Bono urged to stop war game

November 18, 2006
Issue 

Australians have joined the international campaign calling on U2's Bono — who has appealed to the world for peace and poverty reduction — to apply those same values to block the manufacture and distribution of a video game that promotes the invasion and destruction of Venezuela.

Bono is a managing director and co-founder of the private equity firm Elevation Partners, which has invested in Pandemic/Bioware Studios. Pandemic/Bioware has created a video game, Mercenaries 2: World in Flames, that simulates a mercenary invasion of Venezuela in 2007. The game promotes the invasion and destruction of Venezuela in order to check "a power hungry tyrant" who has "seized control of Venezuela and her oil supply". Mercenaries 2 promises to leave no part of Venezuela untouched.

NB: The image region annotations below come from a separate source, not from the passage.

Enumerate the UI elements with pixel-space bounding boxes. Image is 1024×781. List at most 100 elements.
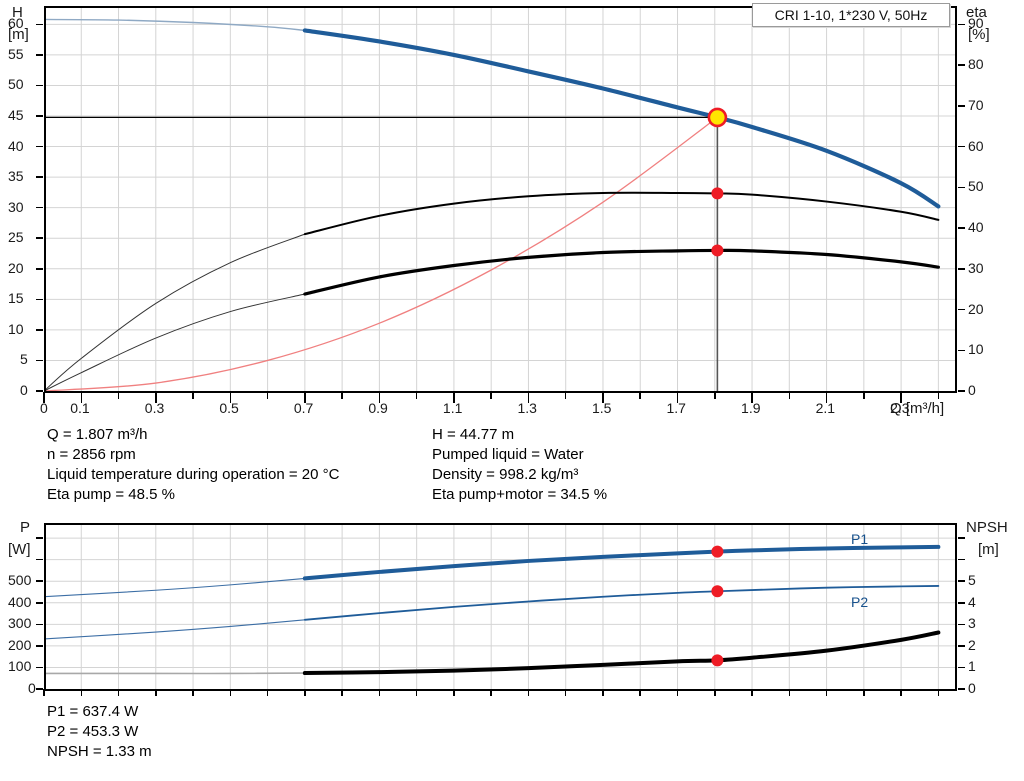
q-axis-minor-tick bbox=[788, 392, 791, 399]
q-tick-label: 1.1 bbox=[442, 400, 463, 416]
npsh-tick-label: 3 bbox=[968, 615, 976, 632]
axis-tick bbox=[36, 23, 43, 26]
power-npsh-chart bbox=[36, 523, 965, 696]
axis-tick bbox=[958, 602, 965, 604]
q-axis-tick-bottom bbox=[900, 689, 902, 696]
q-tick-label: 0.9 bbox=[368, 400, 388, 416]
axis-tick bbox=[36, 115, 43, 117]
q-axis-tick-bottom bbox=[453, 689, 455, 696]
q-axis-tick-bottom bbox=[527, 689, 530, 696]
p-tick-label: 200 bbox=[8, 636, 32, 653]
readout-right-block: H = 44.77 m Pumped liquid = Water Density … bbox=[432, 425, 607, 505]
axis-tick bbox=[36, 645, 43, 647]
axis-tick bbox=[958, 64, 965, 66]
grid-lines-bottom bbox=[44, 523, 957, 689]
p-tick-label: 100 bbox=[8, 658, 32, 675]
q-axis-tick bbox=[453, 392, 455, 403]
q-axis-tick-bottom bbox=[937, 689, 940, 696]
p2-curve-label: P2 bbox=[851, 594, 869, 610]
axis-tick bbox=[958, 666, 965, 669]
axis-tick bbox=[36, 206, 43, 209]
q-axis-tick bbox=[43, 392, 45, 403]
axis-tick bbox=[958, 23, 965, 26]
curves-bottom bbox=[44, 544, 941, 676]
axis-tick bbox=[958, 105, 965, 107]
h-tick-label: 0 bbox=[20, 382, 28, 398]
axis-tick bbox=[958, 390, 965, 392]
h-tick-label: 20 bbox=[8, 259, 24, 276]
q-axis-minor-tick bbox=[863, 392, 865, 399]
eta-tick-label: 70 bbox=[968, 96, 984, 113]
readout-left-line-4: Eta pump = 48.5 % bbox=[47, 486, 175, 503]
axis-tick bbox=[36, 145, 43, 148]
axis-tick bbox=[958, 688, 965, 690]
eta-tick-label: 40 bbox=[968, 219, 984, 236]
q-axis-minor-tick bbox=[564, 392, 567, 399]
q-axis-tick-bottom bbox=[490, 689, 492, 696]
q-axis-tick-bottom bbox=[155, 689, 157, 696]
p1-curve-label: P1 bbox=[851, 531, 869, 547]
readout-right-line-1: H = 44.77 m bbox=[432, 426, 515, 443]
q-axis-minor-tick bbox=[714, 392, 716, 399]
axis-tick bbox=[958, 268, 965, 270]
q-axis-tick-bottom bbox=[266, 689, 269, 696]
axis-tick bbox=[36, 623, 43, 626]
q-tick-label: 1.5 bbox=[591, 400, 612, 416]
eta-axis-label-bracket: [%] bbox=[968, 26, 990, 43]
q-axis-tick bbox=[602, 392, 604, 403]
readout-bottom-line-3: NPSH = 1.33 m bbox=[47, 743, 152, 760]
p-axis-label-unit: P bbox=[20, 519, 31, 536]
axis-tick bbox=[36, 298, 43, 301]
eta-tick-label: 10 bbox=[968, 341, 984, 358]
h-tick-label: 30 bbox=[8, 198, 24, 215]
axis-tick bbox=[36, 602, 43, 604]
readout-right-line-2: Pumped liquid = Water bbox=[432, 446, 584, 463]
q-axis-tick-bottom bbox=[304, 689, 306, 696]
npsh-tick-label: 5 bbox=[968, 572, 976, 589]
readout-left-line-1: Q = 1.807 m³/h bbox=[47, 426, 148, 443]
q-axis-tick-bottom bbox=[676, 689, 679, 696]
q-tick-label: 0.1 bbox=[70, 400, 90, 416]
axis-tick bbox=[36, 359, 43, 362]
head-efficiency-chart bbox=[36, 6, 965, 403]
q-axis-tick bbox=[304, 392, 306, 403]
plot-frame-bottom bbox=[44, 523, 957, 689]
readout-bottom-line-2: P2 = 453.3 W bbox=[47, 723, 139, 740]
q-axis-tick bbox=[751, 392, 753, 403]
q-axis-tick-bottom bbox=[43, 689, 45, 696]
p-tick-label: 500 bbox=[8, 572, 32, 589]
axis-tick bbox=[36, 176, 43, 178]
pump-title-box: CRI 1-10, 1*230 V, 50Hz bbox=[752, 3, 950, 27]
axis-tick bbox=[36, 580, 43, 582]
axis-tick bbox=[958, 227, 965, 229]
axis-tick bbox=[958, 645, 965, 647]
q-axis-tick bbox=[527, 392, 530, 403]
q-axis-minor-tick bbox=[341, 392, 343, 399]
p-tick-label: 400 bbox=[8, 593, 32, 610]
q-tick-label: 0.7 bbox=[293, 400, 314, 416]
axis-tick bbox=[958, 558, 965, 561]
q-axis-tick bbox=[80, 392, 82, 403]
q-axis-minor-tick bbox=[639, 392, 641, 399]
q-axis-label: Q [m³/h] bbox=[890, 400, 945, 417]
readout-right-line-3: Density = 998.2 kg/m³ bbox=[432, 466, 579, 483]
axis-tick bbox=[36, 268, 43, 270]
axis-tick bbox=[958, 145, 965, 148]
h-tick-label: 25 bbox=[8, 229, 24, 246]
eta-tick-label: 80 bbox=[968, 56, 984, 73]
q-axis-tick bbox=[676, 392, 679, 403]
power-npsh-svg bbox=[44, 523, 957, 689]
eta-tick-label: 30 bbox=[968, 259, 984, 276]
h-tick-label: 60 bbox=[8, 15, 24, 32]
q-axis-tick-bottom bbox=[788, 689, 791, 696]
q-axis-tick bbox=[155, 392, 157, 403]
axis-tick bbox=[36, 237, 43, 239]
eta-tick-label: 90 bbox=[968, 15, 984, 32]
readout-left-line-2: n = 2856 rpm bbox=[47, 446, 136, 463]
axis-tick bbox=[36, 390, 43, 392]
axis-tick bbox=[36, 54, 43, 56]
eta-tick-label: 60 bbox=[968, 137, 984, 154]
q-axis-tick bbox=[825, 392, 828, 403]
h-tick-label: 55 bbox=[8, 45, 24, 62]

Pandemic is a subcontractor for the US Army and the CIA-funded Institute for Creative Technologies, which uses Hollywood techniques to mount war simulations in California's high desert to conduct military training.

Protest actions were held at U2 concerts around the country last week. Melbourne protest organiser Jody Betzien, from the Australia-Venezuela Solidarity Network, urged: "Here is a simple thing you can do, Bono, to help poor people. Stop investing in Pandemic/Bioware."

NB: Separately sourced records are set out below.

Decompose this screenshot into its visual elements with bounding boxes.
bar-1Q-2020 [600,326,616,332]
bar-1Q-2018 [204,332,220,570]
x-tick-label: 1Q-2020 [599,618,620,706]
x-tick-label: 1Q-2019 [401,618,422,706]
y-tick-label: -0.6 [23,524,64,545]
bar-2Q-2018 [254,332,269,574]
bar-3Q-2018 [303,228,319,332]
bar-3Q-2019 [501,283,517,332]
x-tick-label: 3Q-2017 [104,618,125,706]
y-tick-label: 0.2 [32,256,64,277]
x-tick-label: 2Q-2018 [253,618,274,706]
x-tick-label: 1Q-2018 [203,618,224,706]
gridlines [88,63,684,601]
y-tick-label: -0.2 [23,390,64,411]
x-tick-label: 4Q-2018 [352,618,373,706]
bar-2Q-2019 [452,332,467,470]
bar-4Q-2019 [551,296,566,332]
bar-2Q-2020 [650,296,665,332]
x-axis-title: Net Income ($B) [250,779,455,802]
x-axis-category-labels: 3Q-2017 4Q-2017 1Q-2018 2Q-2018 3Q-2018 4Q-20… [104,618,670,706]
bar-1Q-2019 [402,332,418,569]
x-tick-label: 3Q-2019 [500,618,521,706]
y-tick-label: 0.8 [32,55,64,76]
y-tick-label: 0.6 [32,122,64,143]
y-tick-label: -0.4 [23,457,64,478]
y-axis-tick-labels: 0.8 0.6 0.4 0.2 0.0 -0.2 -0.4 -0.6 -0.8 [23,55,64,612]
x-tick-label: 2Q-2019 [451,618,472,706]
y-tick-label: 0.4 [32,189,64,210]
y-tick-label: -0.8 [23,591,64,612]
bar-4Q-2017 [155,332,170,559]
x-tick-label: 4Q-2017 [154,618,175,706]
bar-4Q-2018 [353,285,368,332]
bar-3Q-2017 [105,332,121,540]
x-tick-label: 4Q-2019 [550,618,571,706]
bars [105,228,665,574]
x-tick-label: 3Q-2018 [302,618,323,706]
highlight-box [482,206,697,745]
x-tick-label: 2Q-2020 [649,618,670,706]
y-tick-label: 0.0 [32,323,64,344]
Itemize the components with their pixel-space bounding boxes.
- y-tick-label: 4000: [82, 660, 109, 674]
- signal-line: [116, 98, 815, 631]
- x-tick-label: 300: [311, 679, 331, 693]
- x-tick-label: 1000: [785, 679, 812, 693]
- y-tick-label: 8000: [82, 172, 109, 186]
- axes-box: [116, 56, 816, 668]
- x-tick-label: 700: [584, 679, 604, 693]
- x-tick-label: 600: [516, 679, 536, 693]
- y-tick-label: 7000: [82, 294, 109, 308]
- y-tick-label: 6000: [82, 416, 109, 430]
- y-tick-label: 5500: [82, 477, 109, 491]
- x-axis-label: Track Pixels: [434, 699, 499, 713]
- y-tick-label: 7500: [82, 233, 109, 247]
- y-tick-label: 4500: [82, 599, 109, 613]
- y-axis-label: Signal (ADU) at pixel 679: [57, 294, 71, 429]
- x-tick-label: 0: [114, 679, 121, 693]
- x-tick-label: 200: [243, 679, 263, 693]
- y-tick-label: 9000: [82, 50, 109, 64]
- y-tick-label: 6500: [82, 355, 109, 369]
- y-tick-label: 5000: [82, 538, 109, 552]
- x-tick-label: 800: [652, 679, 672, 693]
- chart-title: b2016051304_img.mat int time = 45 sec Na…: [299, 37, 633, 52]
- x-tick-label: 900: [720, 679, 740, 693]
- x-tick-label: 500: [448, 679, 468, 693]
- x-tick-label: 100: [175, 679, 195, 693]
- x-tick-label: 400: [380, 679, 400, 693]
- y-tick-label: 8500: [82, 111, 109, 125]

Ironically, U2 has written a number of songs about the brutal US-backed dictatorships that plagued Latin America in the 1980s, including "Mothers of the Disappeared" and "Bullet the Blue Sky". Betzien told Green Left Weekly: "How can Bono now support a game that promotes killing practically the only president in the world actually doing something serious about combatting poverty — President Hugo Chavez of Venezuela?"

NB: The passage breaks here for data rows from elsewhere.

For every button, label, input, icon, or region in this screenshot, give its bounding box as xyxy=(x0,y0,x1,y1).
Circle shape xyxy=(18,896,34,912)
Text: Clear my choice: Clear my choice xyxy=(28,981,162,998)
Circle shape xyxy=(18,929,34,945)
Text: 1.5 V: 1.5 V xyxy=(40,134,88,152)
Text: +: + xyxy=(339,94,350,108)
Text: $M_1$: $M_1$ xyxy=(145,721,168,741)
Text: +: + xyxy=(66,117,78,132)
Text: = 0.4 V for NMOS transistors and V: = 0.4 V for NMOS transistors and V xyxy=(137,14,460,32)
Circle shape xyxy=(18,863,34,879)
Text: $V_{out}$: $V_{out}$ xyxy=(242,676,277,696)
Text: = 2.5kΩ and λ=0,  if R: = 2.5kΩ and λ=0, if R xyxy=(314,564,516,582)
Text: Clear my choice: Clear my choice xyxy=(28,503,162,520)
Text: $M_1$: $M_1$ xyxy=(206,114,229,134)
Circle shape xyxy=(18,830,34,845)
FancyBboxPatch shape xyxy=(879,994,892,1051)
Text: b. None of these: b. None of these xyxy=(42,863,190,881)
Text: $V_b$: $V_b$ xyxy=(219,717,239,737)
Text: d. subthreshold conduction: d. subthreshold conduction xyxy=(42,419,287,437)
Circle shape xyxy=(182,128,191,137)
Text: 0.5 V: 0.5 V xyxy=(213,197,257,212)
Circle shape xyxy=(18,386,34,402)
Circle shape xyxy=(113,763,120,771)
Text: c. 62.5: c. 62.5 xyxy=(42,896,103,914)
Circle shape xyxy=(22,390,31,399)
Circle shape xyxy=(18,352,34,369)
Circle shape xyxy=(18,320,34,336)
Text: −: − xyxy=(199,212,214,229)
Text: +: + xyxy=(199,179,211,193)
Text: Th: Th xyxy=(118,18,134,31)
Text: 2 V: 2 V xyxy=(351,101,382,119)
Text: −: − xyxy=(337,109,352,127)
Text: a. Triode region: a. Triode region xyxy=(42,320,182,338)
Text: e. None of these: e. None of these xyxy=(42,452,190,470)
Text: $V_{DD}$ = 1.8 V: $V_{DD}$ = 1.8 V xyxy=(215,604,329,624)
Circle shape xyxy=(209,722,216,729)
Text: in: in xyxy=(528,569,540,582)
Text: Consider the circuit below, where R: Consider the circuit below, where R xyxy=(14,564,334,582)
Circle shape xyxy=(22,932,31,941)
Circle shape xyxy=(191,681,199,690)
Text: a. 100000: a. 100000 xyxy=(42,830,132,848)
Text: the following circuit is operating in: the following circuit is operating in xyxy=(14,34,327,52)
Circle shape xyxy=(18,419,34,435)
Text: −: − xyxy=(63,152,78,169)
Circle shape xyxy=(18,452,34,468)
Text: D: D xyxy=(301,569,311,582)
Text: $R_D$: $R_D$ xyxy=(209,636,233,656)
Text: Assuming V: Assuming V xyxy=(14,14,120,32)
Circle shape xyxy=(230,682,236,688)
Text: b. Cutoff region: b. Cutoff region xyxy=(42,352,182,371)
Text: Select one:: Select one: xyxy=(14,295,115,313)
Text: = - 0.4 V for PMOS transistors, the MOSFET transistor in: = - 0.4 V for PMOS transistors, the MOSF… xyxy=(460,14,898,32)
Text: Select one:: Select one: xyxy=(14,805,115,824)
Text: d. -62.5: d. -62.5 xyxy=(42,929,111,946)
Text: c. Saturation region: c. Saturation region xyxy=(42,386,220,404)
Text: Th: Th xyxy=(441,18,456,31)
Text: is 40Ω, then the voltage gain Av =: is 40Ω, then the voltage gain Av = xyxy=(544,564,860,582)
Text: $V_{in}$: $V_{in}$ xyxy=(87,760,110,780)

The campaign to have Bono disassociate himself from the video game was featured in a November 13 New York Times article by Tom Zeller Jr, who wrote: "Bono reflected on his humanitarian efforts — and on the complaints — in a call this month from Brisbane, Australia, where, as it happened, a small group of international activists was planning to demonstrate at U2's concerts ... 'I have to tell you, the things that come up when you're in this band', Bono said. 'I mean, some of it of course is real and substantial — and people have genuine fears and concerns. But some of it is just barking mad'."

Bono's attempts to trivialise serious criticism of his involvement in this war game will continue to be challenged by activists, Betzien responded.